“Lord Wolfenden?”
He laughed at her surprise, and took off his cap. He was breathless, for he had been scrambling up the steep side of the hill on which she was standing, looking steadfastly out to sea. Down in the valley from which he had come a small boy with a bag of golf clubs on his back was standing, making imaginary swings at the ball which lay before him.
“I saw you from below,” he explained. “I couldn’t help coming up. You don’t mind?”
“No; I am glad to see you,” she said simply. “You startled me, that is all. I did not hear you coming, and I had forgotten almost where I was. I was thinking.”
He stood by her side, his cap still in his hand, facing the strong sea wind. Again he was conscious of that sense of extreme pleasure which had always marked his chance meetings with her. This time he felt perhaps that there was some definite reason for it. There was something in her expression, when she had turned so swiftly round, which seemed to tell him that her first words were not altogether meaningless. She was looking a little pale, and he fancied also a little sad. There was an inexpressible wistfulness about her soft, dark eyes; the light and charming gaiety of her manner, so un-English and so attractive to him, had given place to quite another mood. Whatever her thoughts might have been when he had first seen her there, her tall, slim figure outlined so clearly against the abrupt sky line, they were at all events scarcely pleasant ones. He felt that his sudden appearance had not been unwelcome to her, and he was unreasonably pleased.

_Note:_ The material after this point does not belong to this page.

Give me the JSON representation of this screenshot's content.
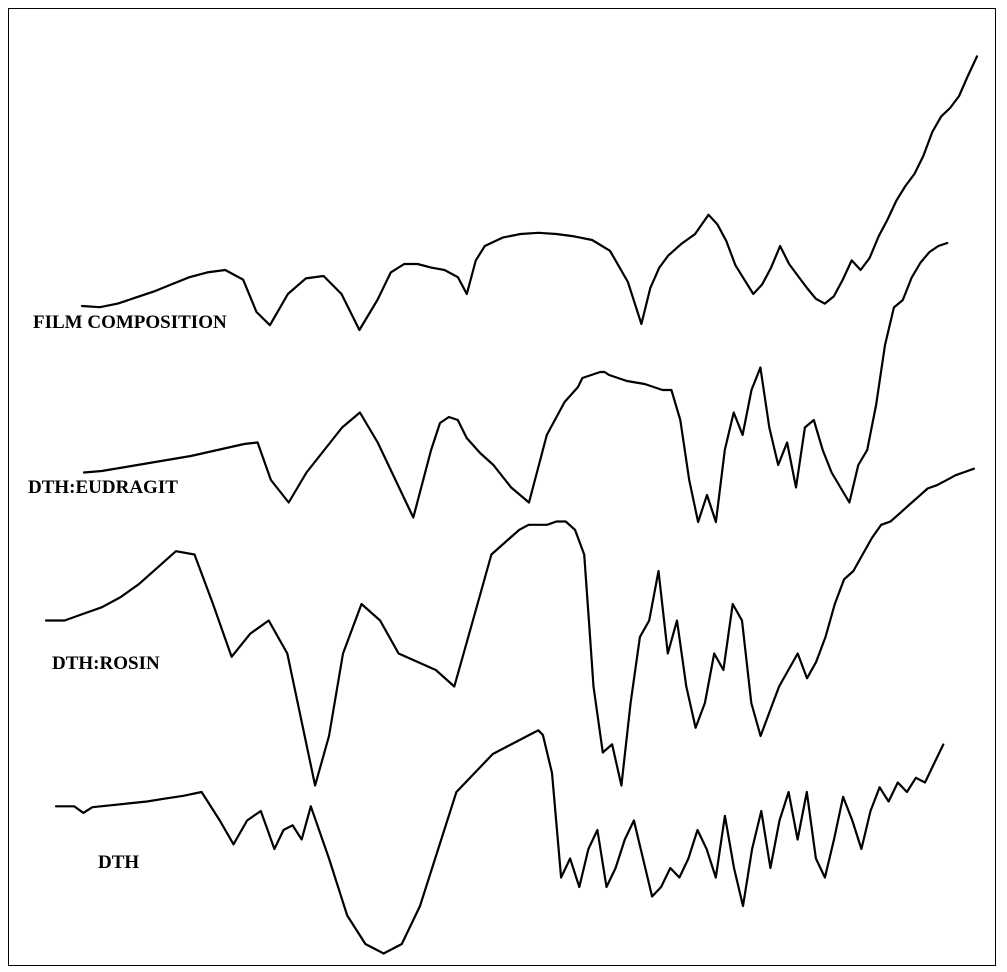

“You are still all alone,” he remarked. “Has Mr. Sabin not arrived?”
She shook her head.
“I am all alone, and I am fearfully and miserably dull. This place does not attract me at all: not at this time of the year. I have not heard from my uncle. He may be here at any moment.”
There was no time like the present. He was suddenly bold. It was an opportunity which might never be vouchsafed to him again.
“May I come with you—a little way along the cliffs?” he asked.